Buddhism doesn’t offer a grand metaphysical system of thought to explain everything. Some have argued because of this that Buddhism is not a religion.
The point is, if we can’t know the answer to metaphysical questions like God, then metaphysics becomes worthless. A vivid imagination that can’t test its ideas. So they remain as such, opinions, elaborate webs of abstract concepts and metaphors that are worked to fit together. However, they’re still nowhere closer to a truth about existence or ontology.

It’s the insight of Wittgenstein; ideas point to reality; the concept of a chair points to a real chair. Get rid of the concept, and the chair remains. Get rid of the God idea, and what’s left? It’s an abstract concept that points nowhere. This goes back to the Two truths in Buddhism and the difference between the Map and the Territory.
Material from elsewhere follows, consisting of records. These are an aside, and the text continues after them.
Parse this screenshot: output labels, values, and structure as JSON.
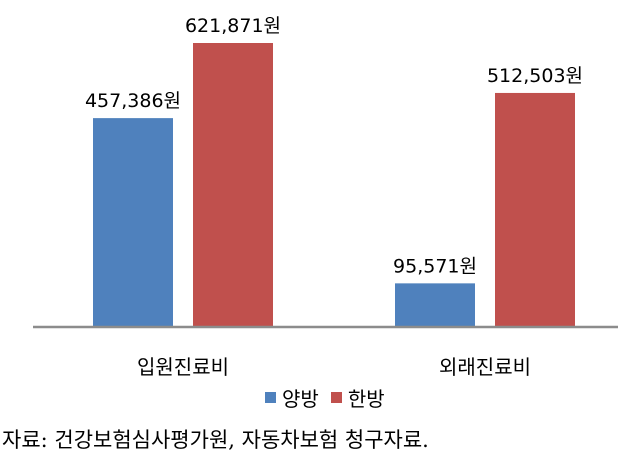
{
  "chart_data": {
    "type": "bar",
    "categories": [
      "입원진료비",
      "외래진료비"
    ],
    "series": [
      {
        "name": "양방",
        "color": "#4f81bd",
        "values": [
          457386,
          95571
        ],
        "labels": [
          "457,386원",
          "95,571원"
        ]
      },
      {
        "name": "한방",
        "color": "#c0504d",
        "values": [
          621871,
          512503
        ],
        "labels": [
          "621,871원",
          "512,503원"
        ]
      }
    ],
    "ylim": [
      0,
      700000
    ],
    "grid": false,
    "legend_position": "bottom"
  },
  "source_note": "자료: 건강보험심사평가원, 자동차보험 청구자료."
}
Life is not a problem to be solved, and the great answers are not to be found in something outside of us.
The answer lies within, in the living of life. The Artists voice arises from the making of art, it’s some thing you dig down with introspection to find, or a obtain from an authority.
It’s annoying to see so many apologists not see that there is a real difference between philosophical and religious traditions. They don’t recognise or don’t want to that not everyone needs answers.
The next obvious question is why do theists need answers, need certainty, need God, where as Buddhists, many atheists, and non believers don’t?. Something I hope to look into further in other essays.